Me pareció una ocupación despreciable, no sé por qué. Por lo que yo sabía, podía desvalijar la casa en cualquier instante; no me hubiera sorprendido ver las caras siniestras de «la pandilla de Wolfshiem» detrás de él, en la oscuridad de los matorrales,
—¿Habéis visto algo en la carretera? —preguntó al cabo de unos segundos.
—Sí.
—¿Ha muerto?
—Sí.
—Eso me pareció, y se lo dije a Daisy. Era mejor que recibiera la impresión de golpe. Lo soportó muy bien.
Hablaba como si la reacción de Daisy fuera lo único importante.
—Fui a West Egg por una carretera secundaria —continuó— y dejé el coche en mi garaje. Creo que no nos vio nadie, pero, claro, no estoy seguro.
Había llegado a resultarme tan desagradable que no consideré necesario decirle que se equivocaba.
—¿Quién era la mujer? —preguntó.
—Se llamaba Wilson. Su marido es el dueño del garaje. ¿Cómo diablos ha sido?
—Intenté girar el volante… —dejó de hablar y de repente adiviné la verdad.
—¿Conducía Daisy?
—Sí —dijo al cabo de unos segundos—, pero diré que fui yo, por supuesto. Ya sabes, cuando salimos de Nueva York estaba muy nerviosa y pensó que conducir la tranquilizaría… Y esa mujer apareció corriendo en el momento en que nos cruzábamos con un coche que venía en dirección contraria. Todo sucedió en un instante, pero creo que la mujer quería decirnos algo, que nos confundía con algún conocido. Bueno, Daisy giró primero hacia el otro coche para esquivar a la mujer, pero entonces perdió los nervios y volvió a girar. En el momento en que mi mano alcanzaba el volante, sentí el impacto. Debió de matarla en el acto.
—La destrozó.
—No me lo cuentes, compañero —hizo un gesto de dolor—. Bueno, Daisy aceleró. Traté de hacer que parara, pero ella no podía, así que tiré del freno de mano. Entonces se echó entre mis brazos y ya seguí conduciendo yo. Mañana estará bien —añadió enseguida—. Voy a esperar aquí por si trata de molestarla por lo que ha pasado esta tarde, tan desagradable. Se ha encerrado con llave en su habitación y, si él intenta alguna brutalidad, encenderá y apagará la luz varias veces.
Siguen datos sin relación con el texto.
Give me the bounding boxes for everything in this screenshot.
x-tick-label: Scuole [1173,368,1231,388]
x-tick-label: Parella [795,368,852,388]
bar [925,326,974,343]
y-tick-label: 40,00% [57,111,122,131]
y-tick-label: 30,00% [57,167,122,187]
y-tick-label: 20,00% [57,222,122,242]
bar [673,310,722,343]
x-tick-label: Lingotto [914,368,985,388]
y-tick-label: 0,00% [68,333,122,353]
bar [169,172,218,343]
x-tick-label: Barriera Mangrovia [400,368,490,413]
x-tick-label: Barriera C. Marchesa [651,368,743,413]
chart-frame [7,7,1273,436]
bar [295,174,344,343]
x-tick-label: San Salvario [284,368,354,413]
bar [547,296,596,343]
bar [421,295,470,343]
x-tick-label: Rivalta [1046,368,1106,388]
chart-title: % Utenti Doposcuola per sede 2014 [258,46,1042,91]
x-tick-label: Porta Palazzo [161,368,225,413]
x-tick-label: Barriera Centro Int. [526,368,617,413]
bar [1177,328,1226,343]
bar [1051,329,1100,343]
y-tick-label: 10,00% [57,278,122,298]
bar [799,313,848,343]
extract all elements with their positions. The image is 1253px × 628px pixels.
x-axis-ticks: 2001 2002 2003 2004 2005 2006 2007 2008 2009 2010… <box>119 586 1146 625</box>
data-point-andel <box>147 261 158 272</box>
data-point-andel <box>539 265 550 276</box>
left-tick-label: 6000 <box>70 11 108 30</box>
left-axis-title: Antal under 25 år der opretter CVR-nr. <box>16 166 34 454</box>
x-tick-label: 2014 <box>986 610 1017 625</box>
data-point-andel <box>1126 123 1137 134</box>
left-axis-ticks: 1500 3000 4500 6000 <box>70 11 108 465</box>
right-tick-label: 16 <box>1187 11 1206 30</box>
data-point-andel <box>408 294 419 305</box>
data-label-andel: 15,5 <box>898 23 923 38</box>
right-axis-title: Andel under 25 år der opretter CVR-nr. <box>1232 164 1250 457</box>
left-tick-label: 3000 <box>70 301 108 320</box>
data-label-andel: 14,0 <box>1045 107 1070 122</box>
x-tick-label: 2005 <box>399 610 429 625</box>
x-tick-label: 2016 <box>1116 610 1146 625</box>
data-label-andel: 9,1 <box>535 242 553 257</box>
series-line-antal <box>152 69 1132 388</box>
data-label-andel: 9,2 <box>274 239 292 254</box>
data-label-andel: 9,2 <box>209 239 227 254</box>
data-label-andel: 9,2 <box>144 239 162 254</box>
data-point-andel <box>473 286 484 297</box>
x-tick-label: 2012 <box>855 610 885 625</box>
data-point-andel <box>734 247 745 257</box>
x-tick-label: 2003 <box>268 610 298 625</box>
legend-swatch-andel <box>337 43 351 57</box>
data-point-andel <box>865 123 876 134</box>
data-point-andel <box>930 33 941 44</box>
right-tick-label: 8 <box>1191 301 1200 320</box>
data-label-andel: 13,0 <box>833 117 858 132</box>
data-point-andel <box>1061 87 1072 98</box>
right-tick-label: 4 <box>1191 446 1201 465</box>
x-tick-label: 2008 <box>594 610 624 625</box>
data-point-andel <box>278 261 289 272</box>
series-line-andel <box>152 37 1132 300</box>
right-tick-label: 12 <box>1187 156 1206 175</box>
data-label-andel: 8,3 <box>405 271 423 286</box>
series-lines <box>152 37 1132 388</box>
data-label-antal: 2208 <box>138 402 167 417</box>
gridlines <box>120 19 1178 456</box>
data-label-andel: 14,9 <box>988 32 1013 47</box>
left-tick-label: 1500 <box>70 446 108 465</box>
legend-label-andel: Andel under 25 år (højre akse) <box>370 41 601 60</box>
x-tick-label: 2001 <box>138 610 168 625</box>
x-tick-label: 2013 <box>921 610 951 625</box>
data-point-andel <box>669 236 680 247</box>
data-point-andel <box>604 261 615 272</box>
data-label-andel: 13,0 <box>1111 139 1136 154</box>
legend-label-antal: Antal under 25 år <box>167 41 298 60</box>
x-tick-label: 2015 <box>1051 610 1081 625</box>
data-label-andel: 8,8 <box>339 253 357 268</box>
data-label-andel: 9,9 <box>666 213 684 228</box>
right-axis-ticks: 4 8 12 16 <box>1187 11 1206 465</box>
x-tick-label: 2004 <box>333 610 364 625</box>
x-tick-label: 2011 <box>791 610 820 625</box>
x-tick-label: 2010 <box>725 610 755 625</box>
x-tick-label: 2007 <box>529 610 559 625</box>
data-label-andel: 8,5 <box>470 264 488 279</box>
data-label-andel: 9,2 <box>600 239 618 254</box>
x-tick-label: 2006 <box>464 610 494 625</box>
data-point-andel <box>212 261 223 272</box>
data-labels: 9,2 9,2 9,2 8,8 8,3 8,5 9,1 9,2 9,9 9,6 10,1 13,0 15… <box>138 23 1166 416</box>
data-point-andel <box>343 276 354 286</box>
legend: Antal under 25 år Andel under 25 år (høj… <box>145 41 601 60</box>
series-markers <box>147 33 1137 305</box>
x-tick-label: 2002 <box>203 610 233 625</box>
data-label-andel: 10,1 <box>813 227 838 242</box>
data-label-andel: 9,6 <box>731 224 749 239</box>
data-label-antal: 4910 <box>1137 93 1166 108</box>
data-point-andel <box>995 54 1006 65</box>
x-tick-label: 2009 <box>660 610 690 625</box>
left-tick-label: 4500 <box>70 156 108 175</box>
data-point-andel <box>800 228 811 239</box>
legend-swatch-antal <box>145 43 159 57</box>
—Tom no la tocará —dije—. No piensa en ella.
—No me fío de él, compañero.
—¿Cuánto tiempo vas a esperar?
—Toda la noche, si es necesario. Por lo menos, hasta que se acuesten todos.
Vi entonces el asunto desde otra perspectiva. Supongamos que Tom descubría que la que conducía era Daisy. Podía intuir alguna conexión, cualquier cosa… Miré hacia la casa; había dos o tres ventanas con luz y, en el segundo piso, el resplandor rosa de la habitación de Daisy.
—Espera aquí —le dije a Gatsby—. Voy a ver si hay alguna señal de jaleo.
Volví bordeando el césped, crucé sin hacer ruido el sendero de grava y subí de puntillas los escalones de la galería.
Las cortinas de la sala de estar estaban abiertas y comprobé que no había nadie en la habitación. Pasando el porche donde habíamos cenado aquella noche de junio tres meses antes, llegué a un pequeño rectángulo de luz que imaginé la ventana de la antecocina. La persiana estaba echada, pero descubrí una rendija en el alféizar.